Data networking in the packet switching world (as opposed to circuit switching world), whether in the local area network (LAN), metropolitan area network (MAN), wide area network (WAN), internet or data centre (DC), is mainly involved in delivering packets (or frames or segments depending on the layer you focus on the International Organisation for Standardization/Open Systems Interconnection (ISO/OSI) stack or the Transmission Control Protocol/Internet Protocol (TCP/IP) stack) from one place to another.
This involves packets being received, processed and forwarded at different network elements (NEs) in the path of the packet. These NEs include routers, Layer 2 (L2) switches, Layer 3 (L3) switches, etc. The forwarding of packets is done at the data/forwarding plane based on the instructions received from the control plane.
For example, a routing protocol in an IP router gathers the intelligence of the network and the neighbouring routers and decides what to be done on an incoming/ingress packet to the router at the outgoing/egress port (routing information base (RIB) in this case). This happens at the control plane and the required information to actually forward the traffic is sent to the data/forwarding plane (forwarding information base (FIB) in this case).
While a lot of progress has been made with regard to analysing and modularising the data/forwarding plane (ISO OSI or TCP/IP stack) to clearly identify different layers of abstraction, very little progress has been made with regard to that of the control plane until recently. Because of this absence of modularity/layering of the control plane, network engineers had to deal with network configuration and troubleshooting by manually and individually giving instructions to NEs.

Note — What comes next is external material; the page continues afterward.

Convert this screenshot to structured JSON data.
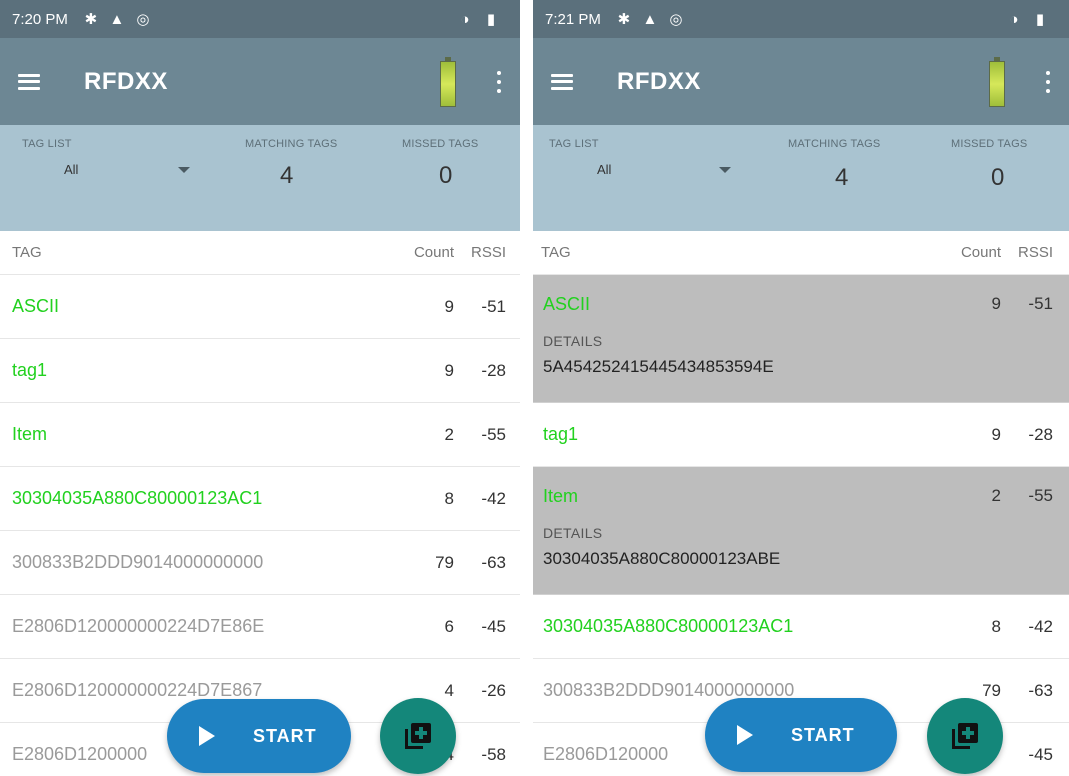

This has resulted, unknowingly, in network engineers having to master complex configuration and troubleshooting tasks. The vendors too supported this by introducing certifications for mastering this complexity at different levels: associate, professional and expert etc. In reality, we have come thus far, thanks to some brilliant network engineers who dedicated their time and resources to master this complexity and, in fact, today’s networks work because we can master complexity.
But what we should be doing actually is extracting simplicity, with the right abstractions. With the introduction of software defined networking (SDN), this long time lacking aspect in the networking control plane has been critically looked at. This has resulted in, for the first time, decoupling the data/forwarding plane and the control plane allowing the two planes to be researched and developed independently. This has also made it possible to abstract the global view of the network into software and to start programming instead of dealing with configuration of multiple protocols.
With concepts like SDN and intent based networking (IBN), the network engineers can start extracting the simplicity (with the right abstraction) of networks instead of trying to master the complexity.